Berwanger Otavio, de Barros E Silva Pedro G M, Barbosa Roberto Ramos, Precoma Dalton Bertolim, Figueiredo Estêvão Lanna, Hajjar Ludhmila Abrahão, Kruel Cleber Dario Pinto, Alboim Carolina, Almeida Adail Paixão, Dracoulakis Marianna Deway Andrade, Filho Hugo Vargas, Carmona Maria José Carvalho, Maia Lília Nigro, de Oliveira Filho João Bosco, Saraiva Jose Francisco Kerr, Soares Rafael M, Damiani Lucas, Paisani Denise, Kodama Alessandra A, Gonzales Beatriz, Ikeoka Dimas T, Devereaux Philip J, Lopes Renato D
Research Institute-Hospital do Coracao (HCOR), São Paulo, Brazil.
Research Institute-Hospital do Coracao (HCOR), São Paulo, Brazil; Brazilian Clinical Research Institute (BCRI), São Paulo, Brazil.
Am Heart J. 2017 Feb;184:88-96. doi: 10.1016/j.ahj.2016.11.001. Epub 2016 Nov 9.
Preliminary evidence suggests that statins may prevent major perioperative vascular complications.
We randomized 648 statin-naïve patients who were scheduled for noncardiac surgery and were at risk for a major vascular complication.
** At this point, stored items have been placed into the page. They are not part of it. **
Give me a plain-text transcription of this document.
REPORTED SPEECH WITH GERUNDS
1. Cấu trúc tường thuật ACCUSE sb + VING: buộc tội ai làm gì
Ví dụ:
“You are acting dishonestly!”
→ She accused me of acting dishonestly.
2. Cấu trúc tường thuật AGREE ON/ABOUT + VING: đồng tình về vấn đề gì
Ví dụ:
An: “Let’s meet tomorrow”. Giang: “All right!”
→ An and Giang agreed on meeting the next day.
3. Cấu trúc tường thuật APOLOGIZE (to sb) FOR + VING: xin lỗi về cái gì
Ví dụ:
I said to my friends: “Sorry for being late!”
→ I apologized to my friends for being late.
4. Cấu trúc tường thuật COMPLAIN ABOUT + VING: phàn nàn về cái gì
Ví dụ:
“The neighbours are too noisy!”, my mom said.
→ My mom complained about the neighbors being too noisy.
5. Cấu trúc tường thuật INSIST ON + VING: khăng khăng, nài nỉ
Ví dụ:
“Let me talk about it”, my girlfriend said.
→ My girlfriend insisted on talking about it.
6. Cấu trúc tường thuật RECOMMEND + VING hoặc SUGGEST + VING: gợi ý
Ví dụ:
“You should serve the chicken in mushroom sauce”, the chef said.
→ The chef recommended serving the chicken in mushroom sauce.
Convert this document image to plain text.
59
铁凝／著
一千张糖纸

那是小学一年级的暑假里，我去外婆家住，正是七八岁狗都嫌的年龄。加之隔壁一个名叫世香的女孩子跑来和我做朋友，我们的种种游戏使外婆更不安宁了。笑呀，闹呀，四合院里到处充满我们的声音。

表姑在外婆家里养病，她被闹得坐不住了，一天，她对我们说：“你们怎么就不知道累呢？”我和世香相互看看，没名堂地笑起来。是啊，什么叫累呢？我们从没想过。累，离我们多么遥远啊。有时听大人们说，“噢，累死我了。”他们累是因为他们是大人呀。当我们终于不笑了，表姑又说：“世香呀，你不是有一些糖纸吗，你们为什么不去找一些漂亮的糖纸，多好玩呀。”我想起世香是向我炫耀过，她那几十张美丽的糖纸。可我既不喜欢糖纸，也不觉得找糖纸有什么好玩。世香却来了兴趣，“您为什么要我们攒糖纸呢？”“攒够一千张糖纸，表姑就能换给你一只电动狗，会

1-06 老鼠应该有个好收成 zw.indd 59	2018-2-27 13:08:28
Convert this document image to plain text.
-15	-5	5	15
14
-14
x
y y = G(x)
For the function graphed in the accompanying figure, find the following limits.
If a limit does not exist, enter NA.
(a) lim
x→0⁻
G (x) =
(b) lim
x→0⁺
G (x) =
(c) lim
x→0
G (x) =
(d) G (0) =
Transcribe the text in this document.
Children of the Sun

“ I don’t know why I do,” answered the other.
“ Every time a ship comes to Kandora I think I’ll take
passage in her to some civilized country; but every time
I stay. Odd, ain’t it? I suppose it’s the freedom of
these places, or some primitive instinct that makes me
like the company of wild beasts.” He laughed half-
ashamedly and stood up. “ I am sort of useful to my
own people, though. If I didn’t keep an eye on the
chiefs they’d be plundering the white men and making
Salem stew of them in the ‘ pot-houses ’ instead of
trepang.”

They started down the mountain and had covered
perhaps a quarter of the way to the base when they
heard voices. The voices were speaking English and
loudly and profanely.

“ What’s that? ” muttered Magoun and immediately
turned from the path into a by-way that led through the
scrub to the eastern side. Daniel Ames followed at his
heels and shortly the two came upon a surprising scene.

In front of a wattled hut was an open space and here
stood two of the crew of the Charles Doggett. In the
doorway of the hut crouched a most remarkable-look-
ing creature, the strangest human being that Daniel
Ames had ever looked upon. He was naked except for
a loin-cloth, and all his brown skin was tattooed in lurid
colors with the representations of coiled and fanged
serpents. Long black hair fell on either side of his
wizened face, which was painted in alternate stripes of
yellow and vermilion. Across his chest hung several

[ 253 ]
Patients were randomized to a loading dose of atorvastatin or placebo (80 mg anytime within 18hours before surgery), followed by a maintenance dose of 40 mg (or placebo), started at least 12hours after the surgery, and then 40 mg/d (or placebo) for 7days. The primary outcome was a composite of all-cause mortality, nonfatal myocardial injury after noncardiac surgery, and stroke at 30days.
The primary outcome was observed in 54 (16.6%) of 326 patients in the atorvastatin group and 59 (18.7%) of 316 patients in the placebo group (hazard ratio [HR] 0.87, 95% CI 0.60-1.26, P=.46). No significant effect was observed on the 30-day secondary outcomes of all-cause mortality (4.3% vs 4.1%, respectively; HR 1.14, 95% CI 0.53-2.47, P=.74), nonfatal myocardial infarction (3.4% vs 4.4%, respectively; HR 0.76, 95% CI 0.35-1.68, P=.50), myocardial injury after noncardiac surgery (13.2% vs 16.5%; HR 0.79, 95% CI 0.53-1.19, P=.26), and stroke (0.9% vs 0%, P=.25).
In contrast to the prior observational and trial data, the LOAD trial has neutral results and did not demonstrate a reduction in major cardiovascular complications after a short-term perioperative course of statin in statin-naïve patients undergoing noncardiac surgery. We demonstrated, however, that a large multicenter blinded perioperative statin trial for high-risk statin-naïve patients is feasible and should be done to definitely establish the efficacy and safety of statin in this patient population.
初步证据表明他汀类药物可能预防围手术期主要血管并发症。
我们将648例计划进行非心脏手术且有发生主要血管并发症风险的未服用过他汀类药物的患者随机分组。患者被随机分为接受阿托伐他汀负荷剂量或安慰剂组(术前18小时内任何时间服用80毫克),随后是维持剂量40毫克(或安慰剂),在手术后至少12小时开始服用,然后40毫克/天(或安慰剂)服用7天。主要结局是30天时全因死亡率、非心脏手术后非致命性心肌损伤和中风的复合结局。
阿托伐他汀组326例患者中有54例(16.6%)出现主要结局,安慰剂组316例患者中有59例(18.7%)出现主要结局(风险比[HR]0.87,95%置信区间0.60 - 1.26,P = 0.46)。在30天的次要结局方面,全因死亡率(分别为4.3%对4.1%;HR 1.14,95%置信区间0.53 - 2.47,P = 0.74)、非致命性心肌梗死(分别为3.4%对4.4%;HR 0.76,95%置信区间0.35 - 1.68,P = 0.50)、非心脏手术后心肌损伤(13.2%对16.5%;HR 0.79,95%置信区间0.53 - 1.19,P = 0.26)和中风(0.9%对0%,P = 0.25)均未观察到显著影响。
与先前的观察性和试验数据相反,LOAD试验结果呈中性,在未服用过他汀类药物的接受非心脏手术患者中,短期围手术期使用他汀类药物并未显示主要心血管并发症减少。然而,我们证明了一项针对未服用过他汀类药物的高危患者的大型多中心双盲围手术期他汀类药物试验是可行的,应该进行该试验以明确他汀类药物在该患者群体中的疗效和安全性。